KERA, a Dallas public radio station, featured Oak Lawn United Methodist Church in a report tied to the policy change. 

The church in Dallas’ Uptown neighborhood has lately been an even busier hub for interfaith work on behalf of migrants, weekly accepting buses of people just released from detention centers. They get a range of support at the church before moving on to connect with family members or other sponsors.

The number of buses has picked up, and that’s fine with Oak Lawn United Methodist. 

“We’re very happy to be a space of welcome and hospitality,” said the Rev. Rachel Griffin, senior pastor.

The Dallas Morning News recently featured 9-year-old Asher Vargas, who has sorted donated clothes at Oak Lawn United Methodist and helped with client intake. He even traveled to Austin to speak to a Texas legislative committee, arguing against a proposed state border protection unit.

“He’s been such an incredible inspiration,” said Oak Lawn’s associate pastor, Isabel Marquez.

Nine-year-old Asher Vargas has become a celebrated volunteer in the migrant welcome center at Dallas’ Oak Lawn United Methodist Church. “He’s been such an incredible inspiration,” says Associate Pastor Isabel Marquez. Photo courtesy Oak Lawn United Methodist Church. 

Nine-year-old Asher Vargas has become a celebrated volunteer in the migrant welcome center at Dallas’ Oak Lawn United Methodist Church. “He’s been such an incredible inspiration,” says Associate Pastor Isabel Marquez. Photo courtesy Oak Lawn United Methodist Church.

Much farther from the southern border, St.
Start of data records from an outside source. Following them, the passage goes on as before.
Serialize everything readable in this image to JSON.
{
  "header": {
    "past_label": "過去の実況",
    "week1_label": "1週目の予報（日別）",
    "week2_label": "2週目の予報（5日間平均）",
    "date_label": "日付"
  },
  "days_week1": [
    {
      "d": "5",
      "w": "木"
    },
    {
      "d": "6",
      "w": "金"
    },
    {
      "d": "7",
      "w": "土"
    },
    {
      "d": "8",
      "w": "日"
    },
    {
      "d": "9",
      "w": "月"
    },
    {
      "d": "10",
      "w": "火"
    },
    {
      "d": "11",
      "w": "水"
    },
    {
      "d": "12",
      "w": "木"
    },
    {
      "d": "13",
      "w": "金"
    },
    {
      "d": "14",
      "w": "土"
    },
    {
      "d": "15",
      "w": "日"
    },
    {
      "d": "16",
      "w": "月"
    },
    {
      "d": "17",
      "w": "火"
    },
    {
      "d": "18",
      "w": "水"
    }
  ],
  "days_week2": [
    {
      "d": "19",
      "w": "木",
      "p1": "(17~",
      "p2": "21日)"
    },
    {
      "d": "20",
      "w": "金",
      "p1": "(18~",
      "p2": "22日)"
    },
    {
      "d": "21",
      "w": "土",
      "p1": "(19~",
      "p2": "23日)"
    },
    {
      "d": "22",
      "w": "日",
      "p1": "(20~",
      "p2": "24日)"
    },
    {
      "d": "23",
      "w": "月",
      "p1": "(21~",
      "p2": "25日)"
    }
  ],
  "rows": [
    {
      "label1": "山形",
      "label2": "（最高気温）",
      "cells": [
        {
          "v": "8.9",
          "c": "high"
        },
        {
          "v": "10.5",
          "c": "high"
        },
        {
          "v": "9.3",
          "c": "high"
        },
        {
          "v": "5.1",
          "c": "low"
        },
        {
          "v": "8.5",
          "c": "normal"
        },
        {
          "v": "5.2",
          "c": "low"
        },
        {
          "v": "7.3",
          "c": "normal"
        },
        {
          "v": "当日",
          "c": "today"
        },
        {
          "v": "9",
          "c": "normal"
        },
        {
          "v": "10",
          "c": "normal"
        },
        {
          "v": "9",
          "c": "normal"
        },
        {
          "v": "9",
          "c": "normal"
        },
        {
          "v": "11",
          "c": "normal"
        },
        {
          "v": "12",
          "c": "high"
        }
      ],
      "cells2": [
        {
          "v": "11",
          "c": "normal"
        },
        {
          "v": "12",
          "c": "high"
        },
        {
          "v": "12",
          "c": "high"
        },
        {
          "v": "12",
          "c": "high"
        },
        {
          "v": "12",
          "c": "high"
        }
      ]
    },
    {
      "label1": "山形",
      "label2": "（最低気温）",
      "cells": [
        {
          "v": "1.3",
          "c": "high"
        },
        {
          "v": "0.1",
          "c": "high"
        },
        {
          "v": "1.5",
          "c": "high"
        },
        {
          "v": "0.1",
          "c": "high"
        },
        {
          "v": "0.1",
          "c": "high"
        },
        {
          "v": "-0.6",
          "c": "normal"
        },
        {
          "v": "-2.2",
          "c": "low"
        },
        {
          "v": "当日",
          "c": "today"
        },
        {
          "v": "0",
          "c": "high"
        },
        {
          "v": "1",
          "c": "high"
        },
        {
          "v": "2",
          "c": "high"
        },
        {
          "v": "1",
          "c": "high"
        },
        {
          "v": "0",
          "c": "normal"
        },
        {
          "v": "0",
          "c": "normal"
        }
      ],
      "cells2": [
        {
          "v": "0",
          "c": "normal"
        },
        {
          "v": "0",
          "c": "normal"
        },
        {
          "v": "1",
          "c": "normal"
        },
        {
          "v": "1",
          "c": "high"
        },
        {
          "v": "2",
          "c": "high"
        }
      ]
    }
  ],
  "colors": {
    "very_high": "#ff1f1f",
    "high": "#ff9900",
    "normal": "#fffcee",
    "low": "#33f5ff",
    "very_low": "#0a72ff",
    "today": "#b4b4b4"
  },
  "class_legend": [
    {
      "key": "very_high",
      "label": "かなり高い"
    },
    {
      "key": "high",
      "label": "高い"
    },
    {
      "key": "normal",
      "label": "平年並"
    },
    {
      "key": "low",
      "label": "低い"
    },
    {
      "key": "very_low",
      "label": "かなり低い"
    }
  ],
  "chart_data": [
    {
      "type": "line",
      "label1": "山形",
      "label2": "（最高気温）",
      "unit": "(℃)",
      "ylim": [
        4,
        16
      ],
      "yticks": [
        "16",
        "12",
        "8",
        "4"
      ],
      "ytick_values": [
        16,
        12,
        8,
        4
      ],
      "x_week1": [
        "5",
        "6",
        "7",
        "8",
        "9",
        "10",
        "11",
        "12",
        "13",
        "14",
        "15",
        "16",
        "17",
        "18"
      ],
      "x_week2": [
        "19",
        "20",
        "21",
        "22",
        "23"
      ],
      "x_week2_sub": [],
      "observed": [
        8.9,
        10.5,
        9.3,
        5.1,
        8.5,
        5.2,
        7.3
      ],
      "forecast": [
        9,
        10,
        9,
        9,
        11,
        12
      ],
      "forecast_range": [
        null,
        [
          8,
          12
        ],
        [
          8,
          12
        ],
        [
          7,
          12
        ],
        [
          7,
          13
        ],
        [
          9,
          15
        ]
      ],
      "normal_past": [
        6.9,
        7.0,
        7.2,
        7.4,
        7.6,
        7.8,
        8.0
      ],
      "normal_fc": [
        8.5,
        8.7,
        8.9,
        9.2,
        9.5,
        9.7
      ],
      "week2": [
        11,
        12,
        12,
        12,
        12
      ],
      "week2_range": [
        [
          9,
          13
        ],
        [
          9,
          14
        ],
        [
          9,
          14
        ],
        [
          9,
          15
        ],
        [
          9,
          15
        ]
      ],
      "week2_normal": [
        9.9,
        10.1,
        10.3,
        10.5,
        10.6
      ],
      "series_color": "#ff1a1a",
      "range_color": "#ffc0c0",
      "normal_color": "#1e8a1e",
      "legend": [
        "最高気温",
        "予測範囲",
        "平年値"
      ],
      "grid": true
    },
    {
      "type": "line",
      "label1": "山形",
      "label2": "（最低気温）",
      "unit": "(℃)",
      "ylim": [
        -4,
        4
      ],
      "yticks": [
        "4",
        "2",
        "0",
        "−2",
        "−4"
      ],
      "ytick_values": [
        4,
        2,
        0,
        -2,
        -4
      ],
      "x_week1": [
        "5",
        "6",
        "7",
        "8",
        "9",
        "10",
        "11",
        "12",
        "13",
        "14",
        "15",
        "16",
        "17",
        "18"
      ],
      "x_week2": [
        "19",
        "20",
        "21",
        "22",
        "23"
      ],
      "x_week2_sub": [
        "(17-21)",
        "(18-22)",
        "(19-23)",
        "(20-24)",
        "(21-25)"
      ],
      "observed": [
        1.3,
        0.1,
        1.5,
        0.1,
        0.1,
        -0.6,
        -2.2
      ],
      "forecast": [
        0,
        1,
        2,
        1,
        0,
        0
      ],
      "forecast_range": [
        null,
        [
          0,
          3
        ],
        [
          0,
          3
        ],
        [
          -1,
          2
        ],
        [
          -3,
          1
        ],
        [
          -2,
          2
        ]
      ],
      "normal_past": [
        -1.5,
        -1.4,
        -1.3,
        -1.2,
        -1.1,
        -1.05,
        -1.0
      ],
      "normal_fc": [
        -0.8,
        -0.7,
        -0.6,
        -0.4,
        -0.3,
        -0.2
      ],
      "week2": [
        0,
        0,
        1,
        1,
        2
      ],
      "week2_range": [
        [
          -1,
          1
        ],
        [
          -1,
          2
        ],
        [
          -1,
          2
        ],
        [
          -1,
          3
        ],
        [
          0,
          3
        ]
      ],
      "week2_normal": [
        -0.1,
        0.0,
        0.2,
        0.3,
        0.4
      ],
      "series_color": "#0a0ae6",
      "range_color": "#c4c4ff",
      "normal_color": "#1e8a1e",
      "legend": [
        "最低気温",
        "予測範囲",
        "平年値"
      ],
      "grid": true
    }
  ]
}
Paul and St. Andrew United Methodist Church has for the past six months responded in a big way to the need created by buses of migrants arriving in New York City.

Each Monday morning, with help from a range of partner organizations, the Manhattan church offers food, hygiene items, spiritual counseling, legal help and other services.

“They have come to be known here as Miracle Mondays,” said the Rev. Lea Matthews, associate pastor. “That is our day to welcome our newly arriving neighbors and to help resource them in myriad ways. Our support has expanded just based on need.”

No post-Title 42 surge has been seen so far at Christ Ministry Center, a United Methodist urban ministry hub in San Diego. But the steady work of sheltering and in other ways supporting migrants continues, said the Rev. Donald Owens, executive director.

He and his staff have assisted migrants from 29 countries.

“They’re fleeing from disasters. They’re fleeing from violence. It’s the Christian response to help them as much as we can,” Owens said.

The United Methodist Church references various Old Testament and New Testament verses in its official call for welcoming and supporting migrants, and for comprehensive reform of the U.S. immigration system. 

Those working daily through United Methodist channels to support asylum-seekers keep coming back to the basics.

“I believe it is our human rights obligation to at least provide an opportunity for people to request safety,” Jaramillo said.